Bicycle factory coming to Halifax

Halifax Bicycle Company will produce "city bikes" popular with locals.

Bicycles will soon be manufactured in Halifax. Entrepreneur John Wesley Chisholm and partner Roger Nelson, who have been operating Halifax Cycle Gallery (6299 Quinpool Road, 407-4222) for about a year, are about to embark on their next enterprise, Halifax Bicycle Company. The pair plan to get the new factory up and running this summer, produce a few models for trade shows in the fall, and then be fully operational in 2012, making 1,000 bikes a year.

Chisholm invited me over to the Cycle Gallery Friday; he's pictured below with the prototype of what he dubs as the "Halifax city bike":


“I noticed that the whole rest of the world drives a different kind of bicycle than we do in Canada,” explains Chisholm. In his travels, he says, “I see people driving bikes for transportation. The key difference is, they’re not sport bikes---you sit upright on the bicycle, meaning your weight’s not on the handlebars. It’s a city bike.
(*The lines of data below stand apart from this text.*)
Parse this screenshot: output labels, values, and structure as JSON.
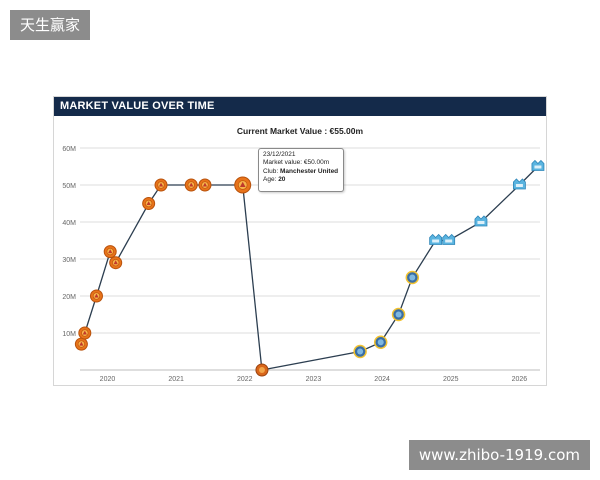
{
  "watermarks": {
    "top_left": "天生赢家",
    "bottom_right": "www.zhibo-1919.com"
  },
  "panel": {
    "header": "MARKET VALUE OVER TIME"
  },
  "tooltip": {
    "date": "23/12/2021",
    "market_label": "Market value:",
    "market_value": "€50.00m",
    "club_label": "Club:",
    "club_value": "Manchester United",
    "age_label": "Age:",
    "age_value": "20"
  },
  "colors": {
    "header_bg": "#142a4a",
    "line": "#2c3e50",
    "club_a_marker": "#e8731a",
    "club_b_marker": "#5ab4e0"
  },
  "chart_data": {
    "type": "line",
    "title": "Current Market Value : €55.00m",
    "y_ticks": [
      "10M",
      "20M",
      "30M",
      "40M",
      "50M",
      "60M"
    ],
    "x_ticks": [
      "2020",
      "2021",
      "2022",
      "2023",
      "2024",
      "2025",
      "2026"
    ],
    "ylim": [
      0,
      60
    ],
    "xlim": [
      2019.6,
      2026.3
    ],
    "grid": true,
    "series": [
      {
        "marker": "club-a-crest",
        "points": [
          {
            "x": 2019.62,
            "y": 7
          },
          {
            "x": 2019.67,
            "y": 10
          },
          {
            "x": 2019.84,
            "y": 20
          },
          {
            "x": 2020.04,
            "y": 32
          },
          {
            "x": 2020.12,
            "y": 29
          },
          {
            "x": 2020.6,
            "y": 45
          },
          {
            "x": 2020.78,
            "y": 50
          },
          {
            "x": 2021.22,
            "y": 50
          },
          {
            "x": 2021.42,
            "y": 50
          },
          {
            "x": 2021.97,
            "y": 50
          }
        ]
      },
      {
        "marker": "transition",
        "points": [
          {
            "x": 2022.25,
            "y": 0
          }
        ]
      },
      {
        "marker": "club-b-crest",
        "points": [
          {
            "x": 2023.68,
            "y": 5
          },
          {
            "x": 2023.98,
            "y": 7.5
          },
          {
            "x": 2024.24,
            "y": 15
          },
          {
            "x": 2024.44,
            "y": 25
          },
          {
            "x": 2024.78,
            "y": 35
          },
          {
            "x": 2024.97,
            "y": 35
          },
          {
            "x": 2025.44,
            "y": 40
          },
          {
            "x": 2026.0,
            "y": 50
          },
          {
            "x": 2026.27,
            "y": 55
          }
        ]
      }
    ]
  }
}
And I thought, ‘this is the greatest idea in the world,’ because Canada drives bikes for sport, not for transport.”

The idea behind Halifax Cycle Gallery was to bring transportation-oriented bikes from around the world to Halifax, and see what kind of bikes locals preferred. What Chisholm discovered surprised him.


"This is our most popular bike," he says, showing me a Pashley Princess, a British-made bike with an obvious feminine design. “You could argue that we’re a girls’ bike shop. We sell bikes girls-to-boy, three-to-one. Girls and women come in, and they want to talk about bicycles---about beauty and usefulness, and I guess you just don’t talk like that in a sport bike shop."
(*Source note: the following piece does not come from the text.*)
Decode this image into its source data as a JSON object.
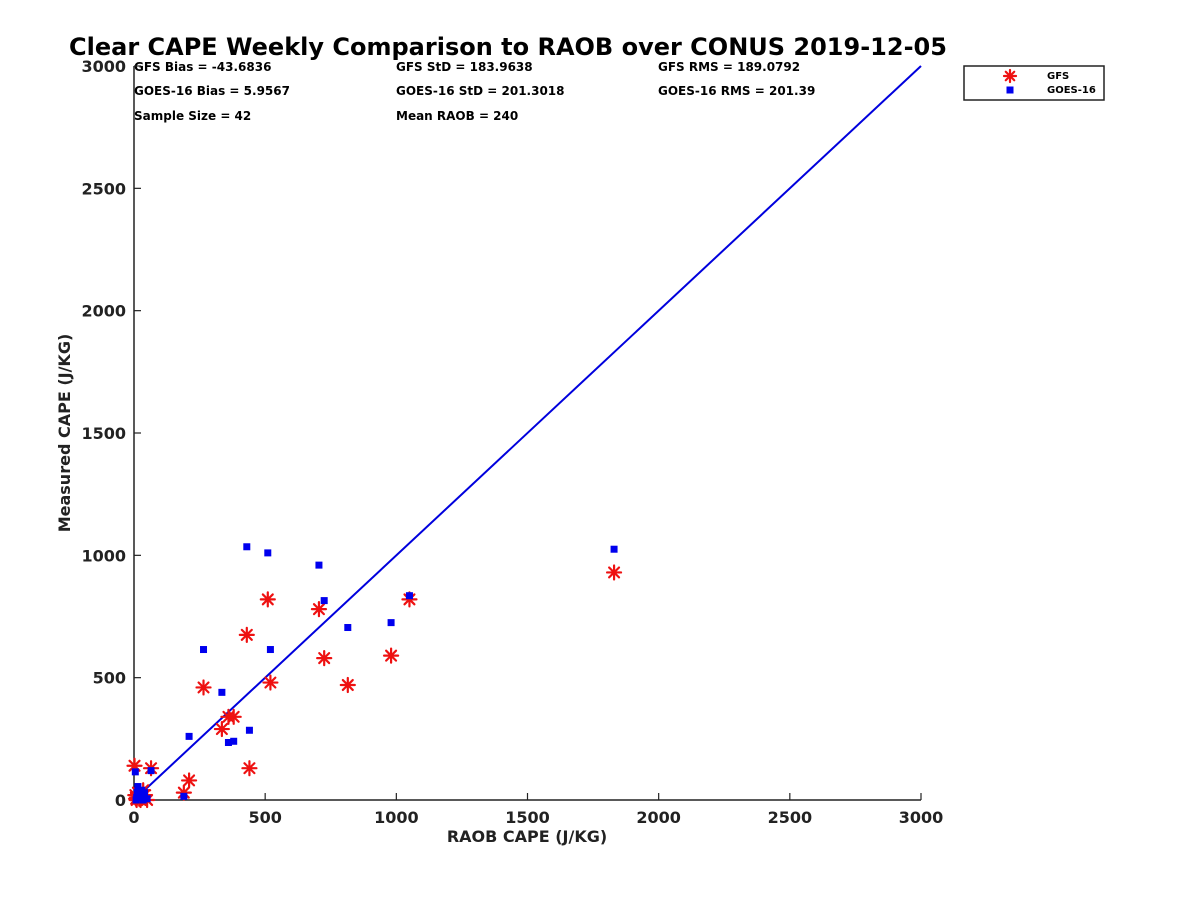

Interestingly, one of the shop's big selling points has been the kind of helmets it offers. "One of the crucial aspects of selling bikes to women," explains Chisholm, "is the bicylce helmet law in Nova Scotia is basically a law that says, 'Women: don't drive bicycles.' You can spin it however you want, but women don't want to wear helmets that make them look like they're in a race. And up until this summer, that's all that's been available [in Halifax]---the racing bike helmet. So what we said was, 'I can't change the helmet law, but let's get helmets that don't make you look like you're in a race.'"
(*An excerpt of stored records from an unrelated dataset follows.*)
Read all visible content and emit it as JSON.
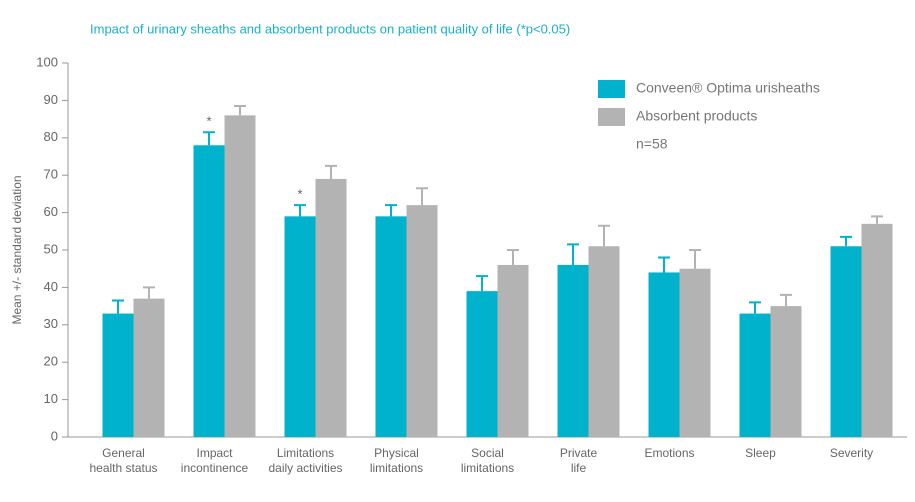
{
  "chart_data": {
    "type": "bar",
    "title": "Impact of urinary sheaths and absorbent products on patient quality of life (*p<0.05)",
    "y_label": "Mean +/- standard deviation",
    "note": "n=58",
    "categories": [
      "General\nhealth status",
      "Impact\nincontinence",
      "Limitations\ndaily activities",
      "Physical\nlimitations",
      "Social\nlimitations",
      "Private\nlife",
      "Emotions",
      "Sleep",
      "Severity"
    ],
    "series": [
      {
        "name": "Conveen® Optima urisheaths",
        "color": "#00b2cc",
        "values": [
          33,
          78,
          59,
          59,
          39,
          46,
          44,
          33,
          51
        ],
        "errors": [
          3.5,
          3.5,
          3,
          3,
          4,
          5.5,
          4,
          3,
          2.5
        ],
        "significance": [
          null,
          "*",
          "*",
          null,
          null,
          null,
          null,
          null,
          null
        ]
      },
      {
        "name": "Absorbent products",
        "color": "#b3b3b3",
        "values": [
          37,
          86,
          69,
          62,
          46,
          51,
          45,
          35,
          57
        ],
        "errors": [
          3,
          2.5,
          3.5,
          4.5,
          4,
          5.5,
          5,
          3,
          2
        ]
      }
    ],
    "ylim": [
      0,
      100
    ],
    "yticks": [
      0,
      10,
      20,
      30,
      40,
      50,
      60,
      70,
      80,
      90,
      100
    ],
    "grid": false
  }
}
Besides the Pashley Princess, the shop sells a variety of European and Chinese-made upright bikes, as well as the classic California cruiser that took that state when I lived there in the 1980s and '90s. Chisholm spoke at length with the Bike Gallery's customers, and thus armed with a good understanding of what it is locals are looking for in the way of bikes, he went to Alternative Needs Transportation, a shop outside Boston that teaches people how to build bikes, and started playing around with some designs. The result is the prototype bike Halifax Bicycle will begin building.

The defining element of the bike is its simplicity. It has 29-inch wheels with "balloon" tires---a "pretty decent shock absorber system," explains Chisholm. There is an internal eight-speed gear system, so there's no messy and fussy external derailers for owners to worry about. (The factory will also build 11- and 14-speed bikes.) It has an old-style, pedal-backward coaster break---"why have wires to get wrecked?" asks Chisholm. The bike is all steel-construction, with a classic Brooks saddle and Sumano gear system, along with old-style pedals. Chisholm describes the design as "laid back," with a 66 degree angle to the bars leading to the handle bars and seat.

The Halifax City Bike will cost between $1,000 for the most basic, and $2,500 for more elaborate styles. Chisholm thinks he can sell about 50 a year in Halifax, with the remainder going out to distribution across North America.

Chisholm is still looking for a location for the factory---he says he either wants to locate in Halifax on the peninsula, or in a smaller community like Musquodoboit Harbour---the point being that workers wouldn't have to drive to the factory. At full production he'd have 10 employees.